Unlocking the art to cooking and creating with Louisiana seafood

“I was raised around seafood my whole life,” says Beausoleil Coastal Cuisine Executive Chef David Dickensauge. “I love the fact that seafood is just so vibrant and fresh. And what’s so awesome about it is that you can prepare it very simply or elevate it in a way you can’t do with any other product. It’s all about using it at its freshest point.”

A native of the Mississippi Gulf Coast and the 2017 Mississippi Seafood King, Dickensauge brings a 30-year career working in Chicago, New Orleans and Baton Rouge to his post at Beausoleil, where diners find dishes like the fresh seafood tower, a “sea-cuterie” board and red miso bouillabaisse.

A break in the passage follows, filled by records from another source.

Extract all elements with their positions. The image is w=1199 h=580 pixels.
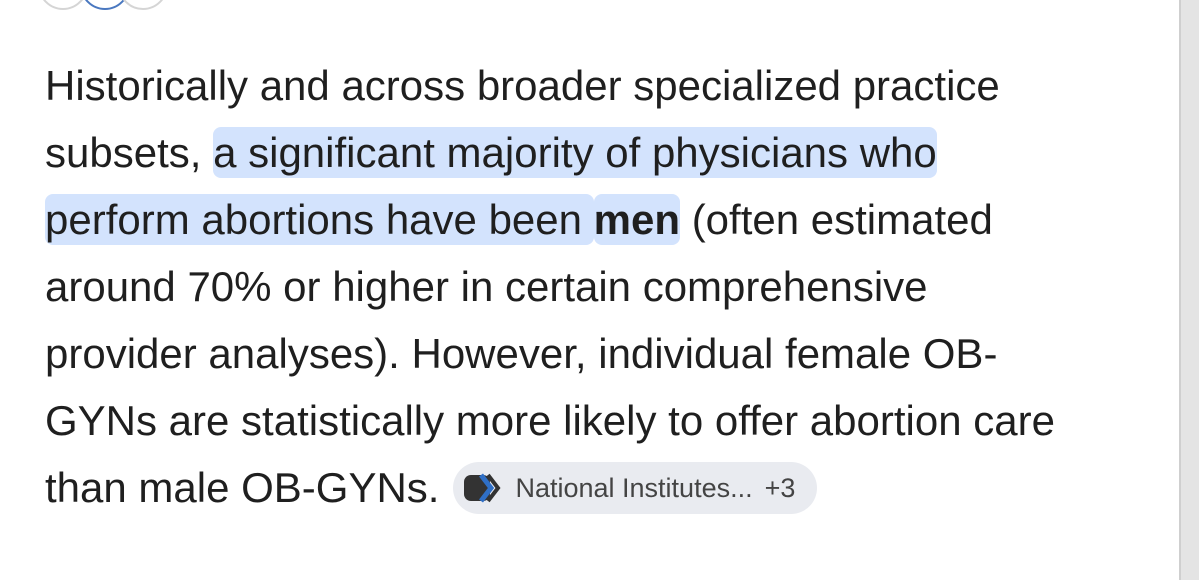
text-line: Historically and across broader speciali… bbox=[45, 58, 1000, 114]
highlighted-text: perform abortions have been bbox=[45, 194, 594, 245]
text-line: perform abortions have been men (often e… bbox=[45, 192, 993, 248]
source-chip[interactable]: National Institutes... +3 bbox=[453, 461, 818, 514]
highlighted-text: a significant majority of physicians who bbox=[213, 127, 937, 178]
text-run: Historically and across broader speciali… bbox=[45, 62, 1000, 109]
highlighted-text: men bbox=[593, 194, 681, 245]
avatar bbox=[80, 0, 130, 10]
source-icon bbox=[464, 473, 501, 503]
source-count: +3 bbox=[764, 472, 796, 503]
text-run: than male OB-GYNs. bbox=[45, 464, 440, 511]
source-label: National Institutes... bbox=[515, 472, 753, 503]
text-run: (often estimated bbox=[680, 196, 993, 243]
text-line: than male OB-GYNs. National Institutes...… bbox=[45, 460, 818, 517]
avatar bbox=[38, 0, 88, 10]
text-line: provider analyses). However, individual … bbox=[45, 326, 997, 382]
text-run: provider analyses). However, individual … bbox=[45, 330, 998, 377]
avatar bbox=[118, 0, 168, 10]
text-line: around 70% or higher in certain comprehe… bbox=[45, 259, 928, 315]
scrollbar bbox=[1179, 0, 1199, 580]
text-run: subsets, bbox=[45, 129, 214, 176]
text-run: GYNs are statistically more likely to of… bbox=[45, 397, 1055, 444]
text-run: around 70% or higher in certain comprehe… bbox=[45, 263, 928, 310]
text-line: subsets, a significant majority of physi… bbox=[45, 125, 937, 181]
text-line: GYNs are statistically more likely to of… bbox=[45, 393, 1055, 449]
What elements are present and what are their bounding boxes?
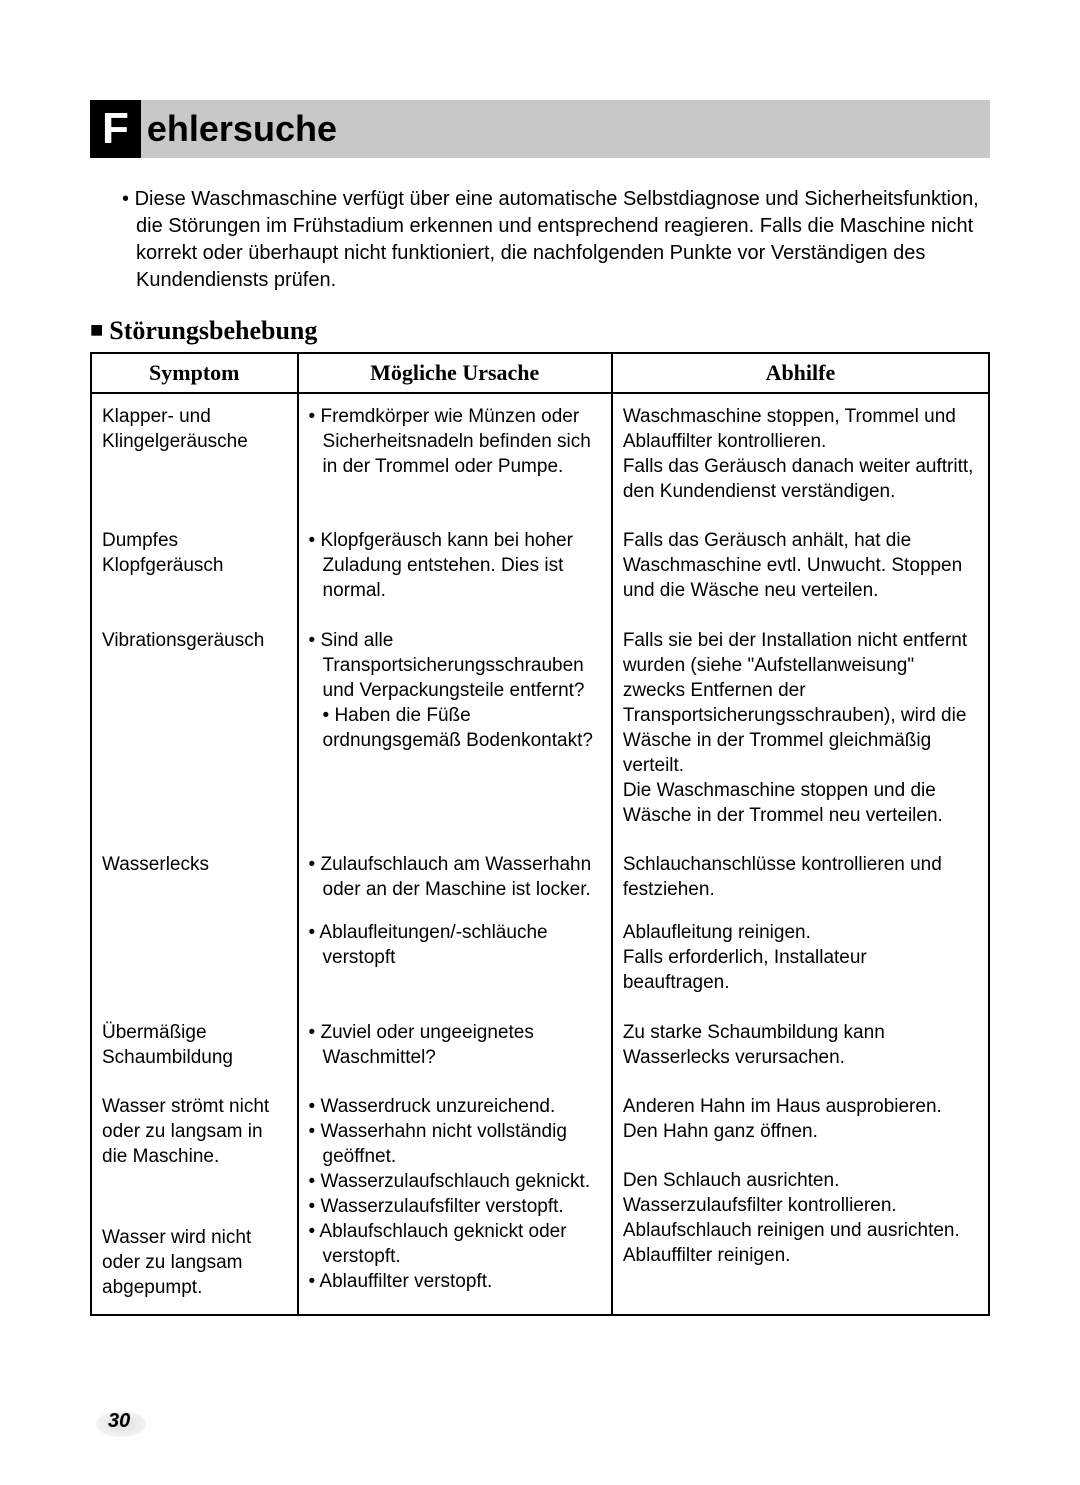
cell-cause: • Sind alle Transportsicherungsschrauben… xyxy=(298,618,612,843)
table-row: Klapper- und Klingelgeräusche • Fremdkör… xyxy=(91,393,989,518)
cell-symptom: Wasser strömt nicht oder zu langsam in d… xyxy=(91,1084,298,1315)
intro-paragraph: • Diese Waschmaschine verfügt über eine … xyxy=(122,186,990,294)
title-initial-letter: F xyxy=(90,100,141,158)
cell-cause: • Zulaufschlauch am Wasserhahn oder an d… xyxy=(298,842,612,1009)
cell-symptom: Klapper- und Klingelgeräusche xyxy=(91,393,298,518)
troubleshooting-table: Symptom Mögliche Ursache Abhilfe Klapper… xyxy=(90,352,990,1316)
col-header-cause: Mögliche Ursache xyxy=(298,353,612,393)
intro-text: Diese Waschmaschine verfügt über eine au… xyxy=(135,188,979,291)
table-row: Übermäßige Schaumbildung • Zuviel oder u… xyxy=(91,1010,989,1084)
page-number: 30 xyxy=(108,1410,130,1433)
cell-symptom: Wasserlecks xyxy=(91,842,298,1009)
section-heading-text: Störungsbehebung xyxy=(109,316,317,345)
table-row: Wasser strömt nicht oder zu langsam in d… xyxy=(91,1084,989,1315)
table-header-row: Symptom Mögliche Ursache Abhilfe xyxy=(91,353,989,393)
cell-remedy: Waschmaschine stoppen, Trommel und Ablau… xyxy=(612,393,989,518)
table-row: Vibrationsgeräusch • Sind alle Transport… xyxy=(91,618,989,843)
cell-cause: • Wasserdruck unzureichend. • Wasserhahn… xyxy=(298,1084,612,1315)
col-header-symptom: Symptom xyxy=(91,353,298,393)
cell-symptom: Vibrationsgeräusch xyxy=(91,618,298,843)
cell-remedy: Zu starke Schaumbildung kann Wasserlecks… xyxy=(612,1010,989,1084)
cell-cause: • Fremdkörper wie Münzen oder Sicherheit… xyxy=(298,393,612,518)
table-row: Dumpfes Klopfgeräusch • Klopfgeräusch ka… xyxy=(91,518,989,617)
cell-remedy: Schlauchanschlüsse kontrollieren und fes… xyxy=(612,842,989,1009)
cell-cause: • Zuviel oder ungeeignetes Waschmittel? xyxy=(298,1010,612,1084)
cell-remedy: Falls sie bei der Installation nicht ent… xyxy=(612,618,989,843)
cell-remedy: Anderen Hahn im Haus ausprobieren. Den H… xyxy=(612,1084,989,1315)
col-header-remedy: Abhilfe xyxy=(612,353,989,393)
cell-remedy: Falls das Geräusch anhält, hat die Wasch… xyxy=(612,518,989,617)
table-row: Wasserlecks • Zulaufschlauch am Wasserha… xyxy=(91,842,989,1009)
cell-symptom: Dumpfes Klopfgeräusch xyxy=(91,518,298,617)
section-heading: ■Störungsbehebung xyxy=(90,316,990,346)
cell-symptom: Übermäßige Schaumbildung xyxy=(91,1010,298,1084)
title-rest: ehlersuche xyxy=(141,100,990,158)
page-title-bar: F ehlersuche xyxy=(90,100,990,158)
cell-cause: • Klopfgeräusch kann bei hoher Zuladung … xyxy=(298,518,612,617)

225 checked in with Dickensauge about the secret to cooking seafood, his culinary point of view and the dish at Beausoleil he thinks is the best in the city.

What are the tricks to cooking seafood correctly?

There’s really no trick to it. It’s all about education, and not just from books, but from learning from others and also using the freshest possible local seafood. Take something like shrimp and grits. To do it right, you’re going to start with three ingredients. Stone-ground grits, some type of butter sauce—and the key is the best shrimp you can possibly find. I’m never going to go buy some B.S. shrimp from some guy down in Kokomo. I’m going to go down the docks and get amazing shrimp from someone I know that are super fresh and have no bleach enzymes. What are the tricks? Know your product. Know your chef and what they stand for.

How has the price increase in local seafood impacted Beausoleil?

We are not allowed to buy frozen imported shrimp; that’s a mandate from City Group Hospitality, even if we have to swallow the cost a little bit. Louisiana people want seafood. Seafood trumps anything.

Beausoleil was rebranded as a seafood-forward restaurant in 2020. How would you describe what you’ve tried to do as executive chef?

The dishes have some star quality to them. They’re elevated, and we really care what the plate looks like. You’re not going to see fingerprints or just a bunch of food thrown on there. Everything is balanced.

You’re able to change the menu at Beausoleil regularly, adding different dishes all the time. Where does that creative itch come from?

I’ve been working in restaurants since I was 14. From a very young age, I was bitten by the bug. Mentors early on taught me that self-expression was what it was all about. I struggle with over-the-top dyslexia and ADHD, but this is where I excel. Being able to be creative is the most important thing to me. If you offered me a million dollars a year, but told me I had to cook the same five dishes, I could not do it.

What ingredients do you particularly enjoy working with?

Gulf fish, like super great grouper or snapper, and redfish cooked correctly can be some of the best fish around. Oysters. I like the simple stuff when it comes to seafood. I think our crab claws are the best in the city. We make them with a Calabrian chili butter. It’s kind of a play on New Orleans barbecue shrimp. It’s a phenomenal dish.

This interview has been edited for clarity and brevity.

What’s on the Chilled Seafood Tower at Beausoleil?

The stunning, shareable offering from the restaurant’s Cold Bar menu is served with lobster tails, saffron-infused boiled shrimp, marinated blue crab claws, raw oysters, tequila and ceviche, smoked tuna dip, saffron crackers and house sauces. A full portion is $135, while a half portion goes for $75.